4. Adam Vinatieri — Kicker
If you were to write a book on the history of the NFL, you would not be able to get around mentioning Adam Vinatieri. Vinatieri has played in five Super Bowls and been a member of six Super Bowl teams. He has four rings, three with the Patriots and one with the Colts and has actually kicked two Super Bowl winning field goals. He also kicked the field goal that won the Patriots the AFC Divisional game in 2001 in the snow. Vinatieri has earned the nickname “Mr. Clutch”. He holds the all-time record for most field goals in both Super Bowls and the playoffs. This is the type of kicker teams want. Obviously, Vinatieri does not choke under pressure.

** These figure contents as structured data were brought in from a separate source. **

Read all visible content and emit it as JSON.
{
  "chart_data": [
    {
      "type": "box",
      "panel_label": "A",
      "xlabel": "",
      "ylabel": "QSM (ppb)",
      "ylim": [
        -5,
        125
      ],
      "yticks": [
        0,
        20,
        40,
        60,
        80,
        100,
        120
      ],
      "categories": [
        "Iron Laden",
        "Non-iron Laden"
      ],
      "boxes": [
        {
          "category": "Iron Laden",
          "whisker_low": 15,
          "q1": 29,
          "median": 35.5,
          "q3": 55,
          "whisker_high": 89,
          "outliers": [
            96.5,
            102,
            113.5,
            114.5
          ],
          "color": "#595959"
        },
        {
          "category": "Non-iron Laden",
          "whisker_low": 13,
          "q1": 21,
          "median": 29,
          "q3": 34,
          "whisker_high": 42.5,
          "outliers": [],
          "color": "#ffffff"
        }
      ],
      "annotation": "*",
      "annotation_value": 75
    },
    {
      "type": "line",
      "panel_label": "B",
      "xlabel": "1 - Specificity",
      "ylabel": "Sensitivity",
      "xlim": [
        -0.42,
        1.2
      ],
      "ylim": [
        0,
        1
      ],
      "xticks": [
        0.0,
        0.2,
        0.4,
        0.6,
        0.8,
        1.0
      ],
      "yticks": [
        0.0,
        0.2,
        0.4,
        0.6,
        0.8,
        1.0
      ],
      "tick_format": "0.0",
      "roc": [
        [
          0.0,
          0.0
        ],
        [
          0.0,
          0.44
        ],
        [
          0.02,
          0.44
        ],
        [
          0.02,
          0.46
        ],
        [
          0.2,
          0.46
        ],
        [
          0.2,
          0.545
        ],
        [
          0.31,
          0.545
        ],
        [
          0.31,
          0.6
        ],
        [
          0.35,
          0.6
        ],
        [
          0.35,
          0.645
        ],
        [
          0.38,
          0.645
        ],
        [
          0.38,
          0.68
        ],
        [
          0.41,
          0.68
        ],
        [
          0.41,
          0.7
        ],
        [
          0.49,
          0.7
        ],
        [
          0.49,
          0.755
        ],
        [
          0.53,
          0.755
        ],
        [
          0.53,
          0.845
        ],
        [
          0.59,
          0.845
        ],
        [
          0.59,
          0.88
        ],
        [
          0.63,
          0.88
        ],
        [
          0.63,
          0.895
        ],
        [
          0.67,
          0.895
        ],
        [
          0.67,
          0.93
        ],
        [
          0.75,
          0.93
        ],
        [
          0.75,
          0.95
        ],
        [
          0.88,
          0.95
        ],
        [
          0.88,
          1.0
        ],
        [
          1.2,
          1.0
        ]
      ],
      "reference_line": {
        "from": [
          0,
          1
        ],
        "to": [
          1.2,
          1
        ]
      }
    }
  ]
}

3. Morten Andersen — Kicker
Morten Andersen holds the record for scoring the most points in NFL history. He played from 1982 to 2007 for five different teams. He is actually the all-time leading scorer for both the Atlanta Falcons and the New Orleans Saints. The 1998 NFC Champion went to seven Pro Bowls. He currently holds 13 different NFL records.
2. Steve Tasker — Gunner
Despite being only 180 pounds, Steve Tasker was one of the hardest hitters the game has ever seen. Tasker was a gunner for the Buffalo Bills from 1986 to 1997. He was a very important part of the Bills’ four straight NFC Championship titles. He made the Pro Bowl seven times as a gunner. He was named the 1992 Pro Bowl MVP and is the only player to ever get the award solely due to his contributions to special teams. Steve Tasker is widely considered to be the best gunner to ever play the game. Some would say he is the best special teamer in NFL history. Despite all the reasons why he should be in the Hall of Fame, the voters still have not put him through.
1. Ray Guy — Punter
Ray Guy was the first punter to ever be chosen in the first round of the NFL Draft. He spent his entire career with the Oakland/Los Angeles Raiders and made the Pro Bowl seven times from 1973 to 1986. Guy was a huge contributor to the Raiders’ three Super Bowl victories. He originally turned heads with his uncanny ability to kick the ball so high in the air that the other team would not be able to field it before the Raiders were already down field. It is said that the statistic hang time was actually added because people wanted to know how long Guy’s punts stayed in the air. Ray Guy is a member of the NFL’s 75th Anniversary Team. He is also the only pure punter in the Pro Football Hall of Fame. He was enshrined in 2014.